The question is no longer how sophisticated is the attacker? It is how many attackers can now operate at this level?
The Infrastructure
While Amazon was documenting the FortiGate campaign, Check Point Research published findings on a different but related phenomenon. They demonstrated that AI assistants with web-browsing capabilities — specifically Microsoft Copilot and xAI’s Grok — can be turned into bidirectional command-and-control proxies without any API keys, accounts, or authentication.

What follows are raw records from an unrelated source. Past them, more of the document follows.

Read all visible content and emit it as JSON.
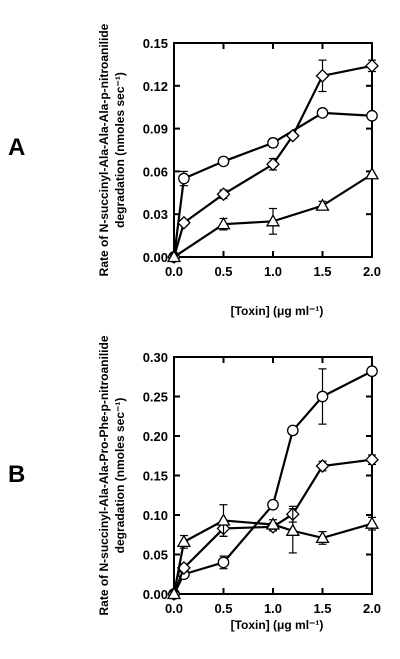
{
  "chart_data": [
    {
      "type": "line",
      "panel_label": "A",
      "xlabel": "[Toxin] (μg ml⁻¹)",
      "ylabel_line1": "Rate of N-succinyl-Ala-Ala-Ala-p-nitroanilide",
      "ylabel_line2": "degradation (nmoles sec⁻¹)",
      "xlim": [
        0,
        2.0
      ],
      "ylim": [
        0,
        0.15
      ],
      "xticks": [
        "0.0",
        "0.5",
        "1.0",
        "1.5",
        "2.0"
      ],
      "xtick_values": [
        0,
        0.5,
        1.0,
        1.5,
        2.0
      ],
      "yticks": [
        "0.00",
        "0.03",
        "0.06",
        "0.09",
        "0.12",
        "0.15"
      ],
      "ytick_values": [
        0,
        0.03,
        0.06,
        0.09,
        0.12,
        0.15
      ],
      "series": [
        {
          "marker": "circle",
          "points": [
            [
              0,
              0
            ],
            [
              0.1,
              0.055
            ],
            [
              0.5,
              0.067
            ],
            [
              1.0,
              0.08
            ],
            [
              1.5,
              0.101
            ],
            [
              2.0,
              0.099
            ]
          ],
          "errors": [
            0,
            0.005,
            0,
            0.003,
            0.002,
            0.002
          ]
        },
        {
          "marker": "diamond",
          "points": [
            [
              0,
              0
            ],
            [
              0.1,
              0.024
            ],
            [
              0.5,
              0.044
            ],
            [
              1.0,
              0.065
            ],
            [
              1.2,
              0.085
            ],
            [
              1.5,
              0.127
            ],
            [
              2.0,
              0.134
            ]
          ],
          "errors": [
            0,
            0.002,
            0.003,
            0.004,
            0,
            0.011,
            0.004
          ]
        },
        {
          "marker": "triangle",
          "points": [
            [
              0,
              0
            ],
            [
              0.5,
              0.023
            ],
            [
              1.0,
              0.025
            ],
            [
              1.5,
              0.036
            ],
            [
              2.0,
              0.058
            ]
          ],
          "errors": [
            0,
            0.004,
            0.009,
            0.003,
            0
          ]
        }
      ]
    },
    {
      "type": "line",
      "panel_label": "B",
      "xlabel": "[Toxin] (μg ml⁻¹)",
      "ylabel_line1": "Rate of N-succinyl-Ala-Ala-Pro-Phe-p-nitroanilide",
      "ylabel_line2": "degradation (nmoles sec⁻¹)",
      "xlim": [
        0,
        2.0
      ],
      "ylim": [
        0,
        0.3
      ],
      "xticks": [
        "0.0",
        "0.5",
        "1.0",
        "1.5",
        "2.0"
      ],
      "xtick_values": [
        0,
        0.5,
        1.0,
        1.5,
        2.0
      ],
      "yticks": [
        "0.00",
        "0.05",
        "0.10",
        "0.15",
        "0.20",
        "0.25",
        "0.30"
      ],
      "ytick_values": [
        0,
        0.05,
        0.1,
        0.15,
        0.2,
        0.25,
        0.3
      ],
      "series": [
        {
          "marker": "circle",
          "points": [
            [
              0,
              0
            ],
            [
              0.1,
              0.025
            ],
            [
              0.5,
              0.04
            ],
            [
              1.0,
              0.113
            ],
            [
              1.2,
              0.207
            ],
            [
              1.5,
              0.25
            ],
            [
              2.0,
              0.282
            ]
          ],
          "errors": [
            0,
            0.005,
            0.008,
            0,
            0.005,
            0.035,
            0.005
          ]
        },
        {
          "marker": "diamond",
          "points": [
            [
              0,
              0
            ],
            [
              0.1,
              0.033
            ],
            [
              0.5,
              0.083
            ],
            [
              1.0,
              0.085
            ],
            [
              1.2,
              0.101
            ],
            [
              1.5,
              0.162
            ],
            [
              2.0,
              0.17
            ]
          ],
          "errors": [
            0,
            0.005,
            0.01,
            0.005,
            0.01,
            0.006,
            0.006
          ]
        },
        {
          "marker": "triangle",
          "points": [
            [
              0,
              0
            ],
            [
              0.1,
              0.066
            ],
            [
              0.5,
              0.093
            ],
            [
              1.0,
              0.088
            ],
            [
              1.2,
              0.08
            ],
            [
              1.5,
              0.071
            ],
            [
              2.0,
              0.089
            ]
          ],
          "errors": [
            0,
            0.008,
            0.02,
            0.006,
            0.028,
            0.008,
            0.008
          ]
        }
      ]
    }
  ]
}
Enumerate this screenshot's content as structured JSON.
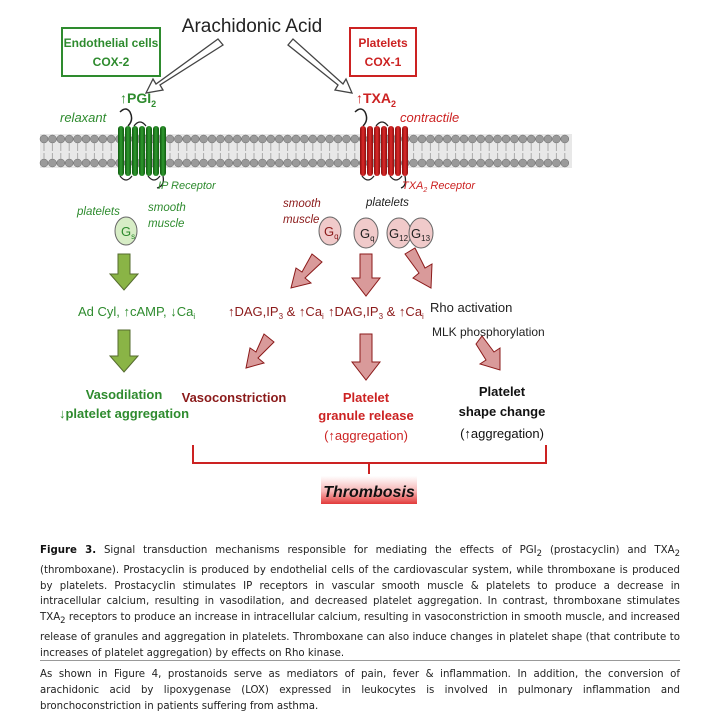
{
  "diagram": {
    "title": "Arachidonic Acid",
    "endothelial_box": {
      "line1": "Endothelial cells",
      "line2": "COX-2"
    },
    "platelets_box": {
      "line1": "Platelets",
      "line2": "COX-1"
    },
    "pgi2": {
      "arrow": "↑",
      "name": "PGI",
      "sub": "2"
    },
    "txa2": {
      "arrow": "↑",
      "name": "TXA",
      "sub": "2"
    },
    "relaxant": "relaxant",
    "contractile": "contractile",
    "ip_receptor": "IP Receptor",
    "txa2_receptor": {
      "pre": "TXA",
      "sub": "2",
      "post": " Receptor"
    },
    "left_platelets": "platelets",
    "left_smooth": "smooth",
    "left_muscle": "muscle",
    "gs": {
      "main": "G",
      "sub": "s"
    },
    "right_smooth": "smooth",
    "right_muscle": "muscle",
    "right_platelets": "platelets",
    "gq1": {
      "main": "G",
      "sub": "q"
    },
    "gq2": {
      "main": "G",
      "sub": "q"
    },
    "g12": {
      "main": "G",
      "sub": "12"
    },
    "g13": {
      "main": "G",
      "sub": "13"
    },
    "adcyl": {
      "text": "Ad Cyl, ↑cAMP, ↓Ca",
      "sub": "i"
    },
    "dag1": {
      "a": "↑DAG,IP",
      "s1": "3",
      "b": " & ↑Ca",
      "s2": "i"
    },
    "dag2": {
      "a": "↑DAG,IP",
      "s1": "3",
      "b": " & ↑Ca",
      "s2": "i"
    },
    "rho_activation": "Rho activation",
    "mlk": "MLK phosphorylation",
    "vasodilation": "Vasodilation",
    "platelet_aggregation": "↓platelet aggregation",
    "vasoconstriction": "Vasoconstriction",
    "granule": {
      "line1": "Platelet",
      "line2": "granule release",
      "line3": "(↑aggregation)"
    },
    "shape": {
      "line1": "Platelet",
      "line2": "shape change",
      "line3": "(↑aggregation)"
    },
    "thrombosis": "Thrombosis",
    "colors": {
      "green": "#2e8b2e",
      "red": "#cc2222",
      "dark_red": "#8b1a1a",
      "pink_arrow": "#d99a9a",
      "green_arrow": "#8ab446"
    }
  },
  "caption": {
    "label": "Figure 3.",
    "p1": " Signal transduction mechanisms responsible for mediating the effects of PGI",
    "s1": "2",
    "p2": " (prostacyclin) and TXA",
    "s2": "2",
    "p3": " (thromboxane). Prostacyclin is produced by endothelial cells of the cardiovascular system, while thromboxane is produced by platelets. Prostacyclin stimulates IP receptors in vascular smooth muscle & platelets to produce a decrease in intracellular calcium, resulting in vasodilation, and decreased platelet aggregation. In contrast, thromboxane stimulates TXA",
    "s3": "2",
    "p4": " receptors to produce an increase in intracellular calcium, resulting in vasoconstriction in smooth muscle, and increased release of granules and aggregation in platelets. Thromboxane can also induce changes in platelet shape (that contribute to increases of platelet aggregation) by effects on Rho kinase."
  },
  "body_text": "As shown in Figure 4, prostanoids serve as mediators of pain, fever & inflammation. In addition, the conversion of arachidonic acid by lipoxygenase (LOX) expressed in leukocytes is involved in pulmonary inflammation and bronchoconstriction in patients suffering from asthma."
}
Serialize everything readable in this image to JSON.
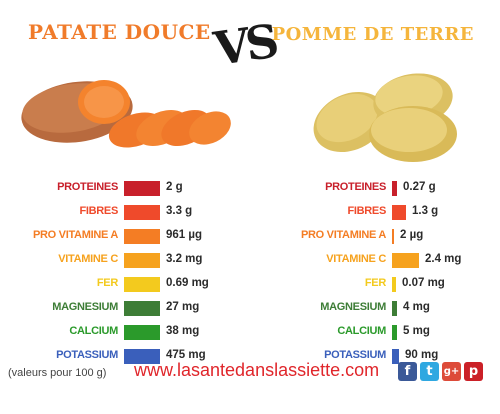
{
  "titles": {
    "left": "PATATE DOUCE",
    "vs": "VS",
    "right": "POMME DE TERRE"
  },
  "nutrients": [
    {
      "label": "PROTEINES",
      "color": "#c8202b",
      "left_value": "2 g",
      "left_amount": 2,
      "right_value": "0.27 g",
      "right_amount": 0.27
    },
    {
      "label": "FIBRES",
      "color": "#ef4a2b",
      "left_value": "3.3 g",
      "left_amount": 3.3,
      "right_value": "1.3 g",
      "right_amount": 1.3
    },
    {
      "label": "PRO VITAMINE A",
      "color": "#f47d24",
      "left_value": "961 µg",
      "left_amount": 961,
      "right_value": "2 µg",
      "right_amount": 2
    },
    {
      "label": "VITAMINE C",
      "color": "#f6a21e",
      "left_value": "3.2 mg",
      "left_amount": 3.2,
      "right_value": "2.4 mg",
      "right_amount": 2.4
    },
    {
      "label": "FER",
      "color": "#f3ca1e",
      "left_value": "0.69 mg",
      "left_amount": 0.69,
      "right_value": "0.07 mg",
      "right_amount": 0.07
    },
    {
      "label": "MAGNESIUM",
      "color": "#3d7d36",
      "left_value": "27 mg",
      "left_amount": 27,
      "right_value": "4 mg",
      "right_amount": 4
    },
    {
      "label": "CALCIUM",
      "color": "#2b9a2b",
      "left_value": "38 mg",
      "left_amount": 38,
      "right_value": "5 mg",
      "right_amount": 5
    },
    {
      "label": "POTASSIUM",
      "color": "#3a5fbb",
      "left_value": "475 mg",
      "left_amount": 475,
      "right_value": "90 mg",
      "right_amount": 90
    }
  ],
  "footer": {
    "note": "(valeurs pour 100 g)",
    "website": "www.lasantedanslassiette.com",
    "social_icons": [
      "facebook-icon",
      "twitter-icon",
      "google-plus-icon",
      "pinterest-icon"
    ]
  }
}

The technique works by embedding commands in attacker-controlled URLs. The malware on a compromised machine instructs the AI assistant to ‘summarize’ the URL — a routine operation that appears as legitimate AI service usage. The URL contains encoded commands. The AI fetches the URL, reads the embedded instructions, and returns them in its response. The malware extracts the commands and executes them.
The data flows both ways. Victim reconnaissance data is appended to the URL as query parameters. The attacker’s response comes back through the AI’s summary. The entire communication channel runs through legitimate AI services, making it nearly invisible to traditional network monitoring.
Check Point’s proof-of-concept used WebView2 — the embedded browser component native to Windows 11 — to emulate standard browser behavior. No direct API calls. No unusual network signatures. No accounts to suspend or credentials to revoke. The traffic looks like someone asking an AI assistant to summarize a webpage.
The researchers described the next evolution: malware that shifts from static decision trees to ‘prompt-driven, context-aware behavior.’ Instead of hardcoded logic, the implant sends its current environment to an AI model and receives guidance on what to do next. The malware becomes adaptive — deciding which files to encrypt, which targets to prioritize, whether it is in a sandbox — based on real-time AI analysis rather than predetermined rules.
The Implication
These are not two separate stories. They are the same story told at different layers.
The FortiGate campaign shows AI amplifying the attacker. A single operator managing an industrial-scale intrusion campaign across six continents, using code that a competent developer would reject in a code review. The technique was old. The scale was new.
The Check Point research shows AI becoming the infrastructure itself. Not a tool the attacker uses but a component the attack runs through. The AI service does not know it is participating in an intrusion. It is performing exactly the function it was designed for — fetching URLs and summarizing content. The attack surface is the capability surface.
Together, they describe a world where the cost of conducting a sophisticated cyberattack is falling faster than the cost of defending against one. Not because AI creates new vulnerabilities. Because it eliminates the skill requirement for exploiting existing ones.
Six hundred devices in fifty-five countries, compromised by someone who parses JSON with string matching. That is not a failure of AI safety. It is a success of AI capability — applied in the direction nobody was optimizing for.
The code was bad. The operation was industrial. The gap between those two facts is the new threat landscape.